Following a White House decision to relax export controls on data encryption software, an alliance of 11 industry heavyweights has formed to act on the administration's new guidelines.
Until now, the US government has allowed only weak encryption software to be exported, fearing the technology may pose a threat if used by criminals. But this week the White House is promising to ease controls in order to facilitate global electronic commerce, on the condition that software developers begin work on so-called "key recovery systems" to go along with their software.
Key recovery systems would enable the government or a third party, through a court order if necessary, to access the data.
The coalition includes IBM, Apple, Digital, Groupe Bull and UPS. Its stated goal is to test and develop key recovery systems that will make secure, electronic global commerce possible.

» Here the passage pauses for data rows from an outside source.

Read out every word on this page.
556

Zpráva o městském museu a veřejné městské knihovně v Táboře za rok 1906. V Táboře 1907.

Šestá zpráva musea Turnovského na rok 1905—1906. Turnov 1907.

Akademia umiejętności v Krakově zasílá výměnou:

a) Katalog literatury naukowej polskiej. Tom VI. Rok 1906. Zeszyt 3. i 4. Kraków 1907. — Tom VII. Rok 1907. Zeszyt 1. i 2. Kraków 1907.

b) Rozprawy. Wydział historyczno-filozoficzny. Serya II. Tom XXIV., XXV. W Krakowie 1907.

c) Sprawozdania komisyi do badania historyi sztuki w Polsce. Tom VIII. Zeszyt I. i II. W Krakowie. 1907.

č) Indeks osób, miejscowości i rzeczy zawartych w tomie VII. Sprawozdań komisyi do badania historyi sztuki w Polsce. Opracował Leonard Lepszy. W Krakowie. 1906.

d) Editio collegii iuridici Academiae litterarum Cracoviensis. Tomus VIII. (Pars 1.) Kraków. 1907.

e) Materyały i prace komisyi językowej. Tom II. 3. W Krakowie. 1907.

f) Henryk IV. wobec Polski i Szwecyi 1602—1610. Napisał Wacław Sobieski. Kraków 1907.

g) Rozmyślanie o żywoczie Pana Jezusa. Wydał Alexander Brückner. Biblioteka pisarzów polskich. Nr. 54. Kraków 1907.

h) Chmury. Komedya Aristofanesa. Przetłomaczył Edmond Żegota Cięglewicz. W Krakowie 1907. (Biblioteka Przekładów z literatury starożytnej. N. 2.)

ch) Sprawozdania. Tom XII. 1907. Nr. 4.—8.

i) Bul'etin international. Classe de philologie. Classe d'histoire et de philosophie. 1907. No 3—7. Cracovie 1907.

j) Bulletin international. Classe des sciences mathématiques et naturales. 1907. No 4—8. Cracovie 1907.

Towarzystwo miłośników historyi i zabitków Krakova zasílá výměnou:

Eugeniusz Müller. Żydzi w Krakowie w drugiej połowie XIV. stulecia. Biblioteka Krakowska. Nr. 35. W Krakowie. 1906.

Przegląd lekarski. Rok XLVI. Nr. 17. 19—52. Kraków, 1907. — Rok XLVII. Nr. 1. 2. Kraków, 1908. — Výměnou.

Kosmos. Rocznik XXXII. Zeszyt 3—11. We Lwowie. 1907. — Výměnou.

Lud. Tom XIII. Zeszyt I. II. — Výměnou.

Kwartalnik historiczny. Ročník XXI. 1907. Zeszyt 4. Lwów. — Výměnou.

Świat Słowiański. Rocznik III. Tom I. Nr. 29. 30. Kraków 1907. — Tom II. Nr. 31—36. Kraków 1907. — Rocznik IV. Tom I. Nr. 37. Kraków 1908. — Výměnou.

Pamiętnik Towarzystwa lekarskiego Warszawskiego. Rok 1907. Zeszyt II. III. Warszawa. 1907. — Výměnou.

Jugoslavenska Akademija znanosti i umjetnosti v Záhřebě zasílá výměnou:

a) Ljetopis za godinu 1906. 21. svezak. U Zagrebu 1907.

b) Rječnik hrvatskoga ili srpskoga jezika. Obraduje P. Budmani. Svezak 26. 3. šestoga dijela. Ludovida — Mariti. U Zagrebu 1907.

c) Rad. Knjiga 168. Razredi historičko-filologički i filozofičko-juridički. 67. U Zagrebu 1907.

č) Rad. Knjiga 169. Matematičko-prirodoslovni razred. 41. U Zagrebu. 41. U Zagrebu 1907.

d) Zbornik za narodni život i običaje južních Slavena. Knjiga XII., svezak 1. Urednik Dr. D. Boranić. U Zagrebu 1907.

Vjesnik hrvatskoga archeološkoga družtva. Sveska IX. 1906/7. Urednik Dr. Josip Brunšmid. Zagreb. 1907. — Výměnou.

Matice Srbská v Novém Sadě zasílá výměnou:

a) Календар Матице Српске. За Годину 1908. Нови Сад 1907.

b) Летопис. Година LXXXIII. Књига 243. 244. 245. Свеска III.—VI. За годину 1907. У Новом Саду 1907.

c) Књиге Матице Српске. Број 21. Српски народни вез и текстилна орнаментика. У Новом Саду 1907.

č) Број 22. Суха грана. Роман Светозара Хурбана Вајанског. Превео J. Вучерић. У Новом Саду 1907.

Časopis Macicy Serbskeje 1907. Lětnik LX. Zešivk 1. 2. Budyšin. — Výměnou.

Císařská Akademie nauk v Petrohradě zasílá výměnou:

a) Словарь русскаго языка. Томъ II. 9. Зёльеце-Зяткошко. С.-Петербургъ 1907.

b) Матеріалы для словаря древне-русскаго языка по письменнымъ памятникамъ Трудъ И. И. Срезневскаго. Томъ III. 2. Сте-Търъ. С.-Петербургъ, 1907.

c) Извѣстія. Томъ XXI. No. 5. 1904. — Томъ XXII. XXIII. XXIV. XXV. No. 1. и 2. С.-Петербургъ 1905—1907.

One alliance member says the key recovery system will not compromise the security of encrypted documents, since there is no single key that is kept in escrow by a third party.
"Multiple key recovery agents could each have a piece of the key," says Robert Rarog, public affairs manager for Digital. "That's one of the options we'll be looking at." Rarog says the alliance is not only responding to the White House policy revision, but has been talking about improving key recovery technologies for some time.
"It's not primarily for the government's use," he says, "but for use within private entities."
At least one company is opposed to the revised White House policy, saying it feels pressured to fall in behind the IBM-led alliance in order to be granted export approval. "Netscape is not averse to joining the coalition at a later date, but we can't compromise on our own technology," says Jeff Treuhaft, director of security at Netscape Communications.
"Netscape is cautiously optimistic about what IBM is doing, but IBM is a bridge between a software and a hardware company and doesn't understand the competetive pressures of a software-only company," he says. "The government is playing US companies against each other, while across the world a Japanese or German company could become the next Netscape."
The White House policy requires only that companies show they are committed to building and marketing future products that support key recovery, and that they meet certain benchmarks every six months. General export licences will be issued after a one-time review confirms companies are complying, according to a White House statement.
Rorag says additional companies are expected to join the alliance, which will make its first recommendations early in 1997, he says.